Das, was es verspricht – Urlaub, Entspannung und Luxus – passt nicht zu
dem, was der Besucherguide erzählt: Dass in dem Lager vor allem Männer
getötet wurden. Und dass es auch medizinische Versuche gegeben habe. Der
Mann berichtet von den „Kindern vom Bullenhuser Damm“. Für Versuchszwecke
wurden zwanzig Kinder im Alter zwischen fünf und zwölf Jahren in Neuengamme
mit Tuberkulose infiziert. Kurz vor Kriegsende erhängte die SS sie in einer
nahegelegenen Schule. Ungläubig und schockiert schüttelt eine Frau aus der
Kreuzfahrt-Gruppe ihren Kopf. Sie ist den Tränen nah.

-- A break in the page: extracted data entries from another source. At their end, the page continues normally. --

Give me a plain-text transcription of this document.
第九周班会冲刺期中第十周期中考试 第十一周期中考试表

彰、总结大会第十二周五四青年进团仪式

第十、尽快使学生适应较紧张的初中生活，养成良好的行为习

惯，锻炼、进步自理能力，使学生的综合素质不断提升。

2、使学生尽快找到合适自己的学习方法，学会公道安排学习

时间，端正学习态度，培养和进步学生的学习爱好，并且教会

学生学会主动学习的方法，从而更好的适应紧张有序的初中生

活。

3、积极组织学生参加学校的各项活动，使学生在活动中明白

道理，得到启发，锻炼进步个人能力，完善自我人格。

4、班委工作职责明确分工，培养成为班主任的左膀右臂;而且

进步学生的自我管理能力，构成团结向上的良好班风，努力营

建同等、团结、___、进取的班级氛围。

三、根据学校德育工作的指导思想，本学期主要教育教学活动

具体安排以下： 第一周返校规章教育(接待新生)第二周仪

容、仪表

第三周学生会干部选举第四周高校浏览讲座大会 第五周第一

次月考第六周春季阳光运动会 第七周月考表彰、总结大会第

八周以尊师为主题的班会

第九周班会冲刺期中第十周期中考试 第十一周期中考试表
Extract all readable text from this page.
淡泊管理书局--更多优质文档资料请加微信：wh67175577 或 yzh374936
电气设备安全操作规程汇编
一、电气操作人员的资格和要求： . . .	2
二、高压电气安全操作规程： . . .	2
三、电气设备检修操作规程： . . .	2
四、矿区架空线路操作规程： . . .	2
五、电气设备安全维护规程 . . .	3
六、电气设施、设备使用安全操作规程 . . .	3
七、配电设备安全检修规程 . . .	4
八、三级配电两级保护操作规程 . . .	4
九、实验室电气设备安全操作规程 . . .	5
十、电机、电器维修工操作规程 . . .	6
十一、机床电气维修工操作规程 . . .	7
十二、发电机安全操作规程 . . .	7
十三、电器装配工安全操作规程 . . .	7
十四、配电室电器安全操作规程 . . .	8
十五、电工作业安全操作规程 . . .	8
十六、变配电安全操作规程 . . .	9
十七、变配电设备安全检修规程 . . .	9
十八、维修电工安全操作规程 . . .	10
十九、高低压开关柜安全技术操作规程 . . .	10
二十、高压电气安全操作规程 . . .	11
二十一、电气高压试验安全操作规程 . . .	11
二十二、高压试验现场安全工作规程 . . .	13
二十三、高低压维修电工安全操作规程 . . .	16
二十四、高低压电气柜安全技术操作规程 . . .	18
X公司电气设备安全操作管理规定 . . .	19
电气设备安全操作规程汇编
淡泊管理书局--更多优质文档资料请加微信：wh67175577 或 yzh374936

Das Lager wurde genau hier errichtet, weil es in der Nähe eine Ziegelei
gab. Mit den dort produzierten Steinen wurde eine größere Ziegelei gebaut,
neben der dann wiederum das Lager Neuengamme errichtet wurde. Viele der
darin inhaftierten Menschen mussten in der Ziegelei schuften – oft bis zum
Tod.
Die roten Ziegelsteine waren auch das Baumaterial für die Klinkerbaracken,
die das Lager einrahmen. Dort gibt es in einem Gruppenraum Nudeln mit roter
Bolognese-Soße für die Gruppe aus Bad Oldesloe. Schmid-Diercks nutzt diese
geschützte Atmosphäre, um auch darüber zu sprechen, wie die
Nationalsozialisten mit Menschen mit Behinderungen umgegangen sind. Der
Besucherguide der Gruppe – ein Pastor – erzählt, dass die
Nationalsozialisten auch Menschen mit Behinderungen töten ließen. Bei der
sogenannten Aktion T4 wurden mehr als 70.000 Menschen umgebracht.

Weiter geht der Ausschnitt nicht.